The banding was attended by roughly 50 people, including many of the important sponsors listed at right. Everyone had a wonderful opportunity to see the birds up close, and several sponsors also had a rare chance to hold one of the chicks once they had been banded.
By mid-afternoon, we were on the road to the hack site on the north side of Charleston Lake. While preparing to put the chicks in their new home, we observed Red-shouldered Hawks, Turkey Vultures, and a family of young Ravens flying nearby - all of these will no doubt find themselves being harassed by the young peregrines once they take to the air later this summer.
The chicks were placed in the box, provided with some water for bathing, and later with their daily meal of quail. They will remain in the hack box for approximately two weeks, at which time they will be assessed for their readiness for flight, and released if they are all set to go.
Several photos from the banding and the placement of the chicks in the hack box have been posted in the Leeds Photo Gallery, and more are yet to come. Also, live video from a small camera mounted inside the hack box is now being broadcast to the web - check out the Charleston Lake Webcam to peek in on the four young peregrines.
Sunday June 17, 2001
Marcel Gahbauer reports: The Leeds County peregrine chicks are now scheduled to be delivered this coming Friday, June 22. As previously planned, the peregrines will be banded before being placed in the hack box, and daily feeding and monitoring will commence at that time.
Tuesday June 12, 2001
Marcel Gahbauer reports: The delivery of chicks is being changed once more to accommodate their young age - their arrival is expected to be delayed by approximately one week; details will be confirmed as soon as possible.
Friday June 8, 2001
Marcel Gahbauer reports: The schedule has been adjusted again - the chicks for the Leeds hack will now be arriving next Thursday, June 14. They will be banded at the time, and placed in the box above Charleston Lake to acclimatize to their surroundings.
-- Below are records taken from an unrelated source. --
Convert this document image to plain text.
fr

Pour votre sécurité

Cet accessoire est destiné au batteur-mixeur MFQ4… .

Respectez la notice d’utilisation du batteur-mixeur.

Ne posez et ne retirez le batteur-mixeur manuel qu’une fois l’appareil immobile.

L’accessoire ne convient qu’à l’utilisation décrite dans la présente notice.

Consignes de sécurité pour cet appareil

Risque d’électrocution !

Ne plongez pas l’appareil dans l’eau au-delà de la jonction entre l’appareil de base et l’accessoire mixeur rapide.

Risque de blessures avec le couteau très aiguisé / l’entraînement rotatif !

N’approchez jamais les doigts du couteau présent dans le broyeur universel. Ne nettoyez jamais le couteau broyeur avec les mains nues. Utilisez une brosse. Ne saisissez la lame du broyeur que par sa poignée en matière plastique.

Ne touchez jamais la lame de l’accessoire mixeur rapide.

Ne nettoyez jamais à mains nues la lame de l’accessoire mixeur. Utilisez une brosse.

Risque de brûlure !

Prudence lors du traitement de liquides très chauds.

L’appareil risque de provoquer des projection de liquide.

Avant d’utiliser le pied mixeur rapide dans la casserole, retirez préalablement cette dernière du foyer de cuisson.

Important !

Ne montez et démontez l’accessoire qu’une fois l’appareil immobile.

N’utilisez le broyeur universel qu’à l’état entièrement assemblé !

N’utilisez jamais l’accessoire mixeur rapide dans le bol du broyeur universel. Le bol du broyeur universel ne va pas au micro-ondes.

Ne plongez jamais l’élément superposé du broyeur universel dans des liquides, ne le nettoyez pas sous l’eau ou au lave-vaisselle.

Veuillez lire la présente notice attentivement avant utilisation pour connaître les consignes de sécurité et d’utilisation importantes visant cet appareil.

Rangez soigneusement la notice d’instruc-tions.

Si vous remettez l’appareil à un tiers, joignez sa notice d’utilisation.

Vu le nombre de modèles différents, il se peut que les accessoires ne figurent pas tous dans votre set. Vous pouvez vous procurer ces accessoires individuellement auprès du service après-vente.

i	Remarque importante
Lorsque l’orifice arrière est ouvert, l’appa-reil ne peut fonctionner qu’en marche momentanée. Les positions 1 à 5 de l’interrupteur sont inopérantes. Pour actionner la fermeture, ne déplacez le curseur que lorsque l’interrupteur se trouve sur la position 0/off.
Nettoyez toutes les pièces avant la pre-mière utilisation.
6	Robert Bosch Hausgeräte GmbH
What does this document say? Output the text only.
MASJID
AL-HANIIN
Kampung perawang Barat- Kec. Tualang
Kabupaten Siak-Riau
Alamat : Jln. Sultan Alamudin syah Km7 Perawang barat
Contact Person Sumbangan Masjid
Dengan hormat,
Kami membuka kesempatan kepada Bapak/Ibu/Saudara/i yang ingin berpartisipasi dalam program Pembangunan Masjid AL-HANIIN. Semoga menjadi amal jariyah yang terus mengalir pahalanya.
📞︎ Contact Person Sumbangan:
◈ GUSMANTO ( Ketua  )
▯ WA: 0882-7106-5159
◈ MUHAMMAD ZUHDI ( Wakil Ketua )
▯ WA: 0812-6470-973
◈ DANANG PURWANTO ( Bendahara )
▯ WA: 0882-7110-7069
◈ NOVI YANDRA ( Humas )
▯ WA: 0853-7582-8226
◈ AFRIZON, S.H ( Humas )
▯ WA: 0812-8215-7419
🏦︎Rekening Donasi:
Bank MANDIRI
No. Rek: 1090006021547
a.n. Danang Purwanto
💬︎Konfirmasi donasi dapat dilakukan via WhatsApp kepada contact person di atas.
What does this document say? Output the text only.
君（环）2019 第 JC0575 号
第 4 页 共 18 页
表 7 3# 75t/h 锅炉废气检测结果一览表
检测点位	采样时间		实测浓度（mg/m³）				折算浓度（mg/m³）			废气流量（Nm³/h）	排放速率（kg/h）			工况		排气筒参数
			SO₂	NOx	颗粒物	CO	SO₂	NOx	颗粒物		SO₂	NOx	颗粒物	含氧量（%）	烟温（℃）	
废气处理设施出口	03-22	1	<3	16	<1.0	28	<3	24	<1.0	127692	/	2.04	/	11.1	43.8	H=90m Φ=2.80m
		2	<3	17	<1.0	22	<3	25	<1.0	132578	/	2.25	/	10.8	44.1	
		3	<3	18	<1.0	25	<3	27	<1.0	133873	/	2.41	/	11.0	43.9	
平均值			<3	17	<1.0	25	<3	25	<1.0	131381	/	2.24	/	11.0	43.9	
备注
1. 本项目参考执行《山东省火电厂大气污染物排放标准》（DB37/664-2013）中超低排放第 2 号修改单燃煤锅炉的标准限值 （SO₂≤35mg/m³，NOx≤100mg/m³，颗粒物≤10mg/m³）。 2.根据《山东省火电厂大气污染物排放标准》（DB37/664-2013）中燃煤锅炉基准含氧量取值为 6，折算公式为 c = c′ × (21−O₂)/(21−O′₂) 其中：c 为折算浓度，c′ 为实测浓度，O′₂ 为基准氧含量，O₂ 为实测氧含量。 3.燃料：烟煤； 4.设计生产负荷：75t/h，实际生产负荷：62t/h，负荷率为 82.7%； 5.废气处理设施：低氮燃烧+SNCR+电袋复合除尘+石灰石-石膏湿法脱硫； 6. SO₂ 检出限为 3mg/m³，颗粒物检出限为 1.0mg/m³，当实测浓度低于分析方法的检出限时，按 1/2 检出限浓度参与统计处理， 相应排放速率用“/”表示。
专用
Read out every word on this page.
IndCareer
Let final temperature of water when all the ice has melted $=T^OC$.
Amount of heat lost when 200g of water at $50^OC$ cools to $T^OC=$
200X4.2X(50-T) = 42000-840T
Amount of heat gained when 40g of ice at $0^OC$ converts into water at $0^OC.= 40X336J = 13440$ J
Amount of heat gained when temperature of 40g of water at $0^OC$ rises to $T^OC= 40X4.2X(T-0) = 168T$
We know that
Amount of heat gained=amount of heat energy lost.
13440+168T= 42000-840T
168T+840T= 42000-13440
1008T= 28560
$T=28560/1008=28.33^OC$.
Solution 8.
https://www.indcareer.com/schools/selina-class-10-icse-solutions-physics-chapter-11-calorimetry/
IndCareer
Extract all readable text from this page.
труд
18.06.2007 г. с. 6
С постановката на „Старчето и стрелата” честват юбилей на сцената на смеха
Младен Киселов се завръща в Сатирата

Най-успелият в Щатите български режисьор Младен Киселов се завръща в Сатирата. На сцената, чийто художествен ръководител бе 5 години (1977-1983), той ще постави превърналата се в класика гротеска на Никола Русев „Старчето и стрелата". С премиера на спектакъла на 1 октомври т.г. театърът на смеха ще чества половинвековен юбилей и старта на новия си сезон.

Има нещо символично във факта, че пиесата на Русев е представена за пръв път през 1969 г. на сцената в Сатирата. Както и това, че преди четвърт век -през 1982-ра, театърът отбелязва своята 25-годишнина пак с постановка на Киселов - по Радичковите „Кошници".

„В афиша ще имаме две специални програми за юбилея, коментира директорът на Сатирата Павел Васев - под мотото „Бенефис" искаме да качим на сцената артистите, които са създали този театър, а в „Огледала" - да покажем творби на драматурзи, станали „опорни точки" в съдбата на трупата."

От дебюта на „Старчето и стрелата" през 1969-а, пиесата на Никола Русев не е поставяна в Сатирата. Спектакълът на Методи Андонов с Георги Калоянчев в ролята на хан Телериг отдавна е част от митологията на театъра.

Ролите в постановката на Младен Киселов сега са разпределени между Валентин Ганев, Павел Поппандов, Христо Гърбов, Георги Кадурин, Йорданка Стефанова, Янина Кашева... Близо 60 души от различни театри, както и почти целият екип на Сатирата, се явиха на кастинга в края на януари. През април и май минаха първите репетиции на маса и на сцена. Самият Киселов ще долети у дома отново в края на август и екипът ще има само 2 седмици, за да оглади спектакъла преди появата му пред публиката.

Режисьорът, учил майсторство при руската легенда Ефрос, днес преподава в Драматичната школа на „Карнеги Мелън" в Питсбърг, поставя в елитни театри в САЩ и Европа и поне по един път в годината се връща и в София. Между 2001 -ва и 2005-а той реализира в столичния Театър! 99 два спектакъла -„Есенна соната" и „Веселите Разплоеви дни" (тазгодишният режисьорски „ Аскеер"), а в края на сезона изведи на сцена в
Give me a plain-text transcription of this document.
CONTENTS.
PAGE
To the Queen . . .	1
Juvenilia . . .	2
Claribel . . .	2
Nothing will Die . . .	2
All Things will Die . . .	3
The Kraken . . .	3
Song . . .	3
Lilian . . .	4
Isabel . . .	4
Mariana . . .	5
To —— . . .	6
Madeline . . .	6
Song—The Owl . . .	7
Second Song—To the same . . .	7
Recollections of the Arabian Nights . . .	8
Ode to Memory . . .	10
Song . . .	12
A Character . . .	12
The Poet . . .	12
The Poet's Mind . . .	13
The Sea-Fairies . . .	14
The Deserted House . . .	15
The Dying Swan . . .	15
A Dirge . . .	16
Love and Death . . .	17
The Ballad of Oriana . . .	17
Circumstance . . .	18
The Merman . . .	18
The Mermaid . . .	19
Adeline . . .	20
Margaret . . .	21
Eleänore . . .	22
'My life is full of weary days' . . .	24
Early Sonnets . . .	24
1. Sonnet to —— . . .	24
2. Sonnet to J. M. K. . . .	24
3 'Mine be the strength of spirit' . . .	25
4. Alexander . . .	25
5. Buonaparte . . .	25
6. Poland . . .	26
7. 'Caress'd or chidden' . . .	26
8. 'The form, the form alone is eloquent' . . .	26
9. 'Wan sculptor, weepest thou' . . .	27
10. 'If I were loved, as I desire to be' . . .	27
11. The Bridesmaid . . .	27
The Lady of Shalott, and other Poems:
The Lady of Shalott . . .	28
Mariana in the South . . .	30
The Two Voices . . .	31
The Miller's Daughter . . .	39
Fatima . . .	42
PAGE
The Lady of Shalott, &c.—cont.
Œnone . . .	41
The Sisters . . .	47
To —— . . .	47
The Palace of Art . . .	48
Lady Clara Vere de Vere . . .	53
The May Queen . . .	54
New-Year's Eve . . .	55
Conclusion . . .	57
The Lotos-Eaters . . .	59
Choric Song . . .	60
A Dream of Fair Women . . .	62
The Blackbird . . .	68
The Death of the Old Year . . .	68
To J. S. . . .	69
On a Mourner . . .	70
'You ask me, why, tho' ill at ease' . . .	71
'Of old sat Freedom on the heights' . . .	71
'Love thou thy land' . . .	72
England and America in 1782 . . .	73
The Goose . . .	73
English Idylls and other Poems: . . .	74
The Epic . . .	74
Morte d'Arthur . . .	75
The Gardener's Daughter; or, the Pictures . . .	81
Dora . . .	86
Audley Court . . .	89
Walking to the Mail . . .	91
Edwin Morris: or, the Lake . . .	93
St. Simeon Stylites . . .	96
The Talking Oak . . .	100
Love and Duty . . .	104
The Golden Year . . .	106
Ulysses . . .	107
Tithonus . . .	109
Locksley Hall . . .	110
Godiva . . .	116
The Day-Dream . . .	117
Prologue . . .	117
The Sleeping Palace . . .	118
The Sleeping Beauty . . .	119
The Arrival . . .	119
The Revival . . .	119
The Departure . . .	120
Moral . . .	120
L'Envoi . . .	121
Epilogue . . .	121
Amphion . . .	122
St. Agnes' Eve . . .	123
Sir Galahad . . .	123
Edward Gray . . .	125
Photos of the hack box and its location have now been posted in the Leeds Gallery. More information about the birds, as well as photos from the banding, will be posted following their arrival.
Tuesday May 22, 2001
Marcel Gahbauer reports: Chicks are expected to arrive for the Leeds County hack site in late June; a precise date has yet to be set.
Sunday March 25, 2001
Marcel Gahbauer reports: Members of the Leeds County Stewardship Council have identified a location along the shore of Charleston Lake for the placement of a hack box, which will be installed this spring and will be camouflaged to fit in with its surroundings. We will post updates on this page as the project progresses.